Title: Genetics and Genomics of Rheumatic Disease II

Session Type: Abstract Submissions (ACR)

Background/Purpose: Rheumatoid arthritis (RA) is believed to have a multifactorial etiology, involving both genetic and environmental components, and can be divided into two major subsets according to the presence/absence of anti-citrullinated protein/peptide antibodies (ACPA). Smoking is the most established environmental risk factor. Despite progress from genome-wide association studies (GWAS), identified genetic variants only explain a small proportion of RA occurrence. Hypothetically, gene-environment interaction could add etiologic understanding of the disease. The aim of current study is to investigate large scale gene-environment interaction between smoking and SNPs selected of interest from an inflammatory point of view, for each of the two major RA subsets.

Methods: We analyzed data from the Swedish EIRA case-control study using logistic regression models. Smoking history was collected through questionnaires. An ever smoker was defined as a person who had ever smoked cigarettes before the index year, while a never smoker was defined as a person who had never smoked cigarettes. Genetic information was obtained from a custom made Illumina Immunochip scan. Interaction between smoking and 133648 genetic markers that passed quality control were examined for the two RA subsets (1590 ACPA positive cases, 891 ACPA negative cases; compared with 1856 matched controls). Attributable proportion (AP) due to interaction together with 95% confidence intervals (CIs) was evaluated for each smoking-SNP pair. We performed replication in a separate case-control study from northern Sweden, Umeå. In order to further validate the results we also performed interaction analysis using GWAS data on the EIRA individuals.

Results: In ACPA positive RA, 102 SNPs were significantly interacting with smoking after Bonferroni correction, all SNPs located in the HLA region (one in HLA class I region, the rest in HLA class II region) and displayed high linkage disequilibrium (LD); 51 of them were replicated in the Umeå study. No additional loci besides from chromosome 6 turned up in the GWAS validation. After adjusting for HLA-DRB1 shared epitope (SE), 15 SNPs remained significant for ACPA positive RA, with 8 of them being replicated. For ACPA negative RA, no SNP passed threshold for significance. Through functional prediction and pathway annotation, 10 candidate genes/regions were identified for ACPA positive RA, with dominance on antigen presentation pathways (HLA-DOB, HLA-DQA1, HLA-DQA2, HLA-DRA, HLA-DRB1, HLA-DRB5, TAP2).

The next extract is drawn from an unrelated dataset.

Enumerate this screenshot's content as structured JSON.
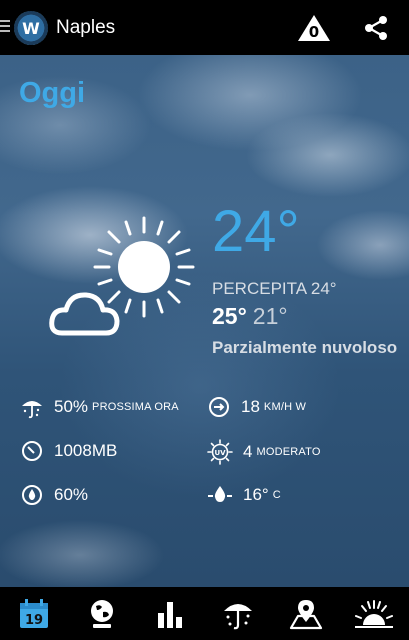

Conclusion: Our study presents the most explicit picture to date, with regard to the patterns of gene-smoking interaction in ACPA positive/negative RA, suggesting contrasting etiology of the two subsets. Except for HLA-DR, the study additionally unambiguously linked RA risk to the class I HLA, implicating the function of CD8+ T cells in RA pathogenesis.


Disclosure:

X. Jiang,
None;

H. Källberg,
None;

L. Ärlestig,
None;

S. M. Rantapää-Dahlqvist,
None;

L. Klareskog,

No own commercial interests,

2;

L. Padyukov,
None;

L. Alfredsson,
None.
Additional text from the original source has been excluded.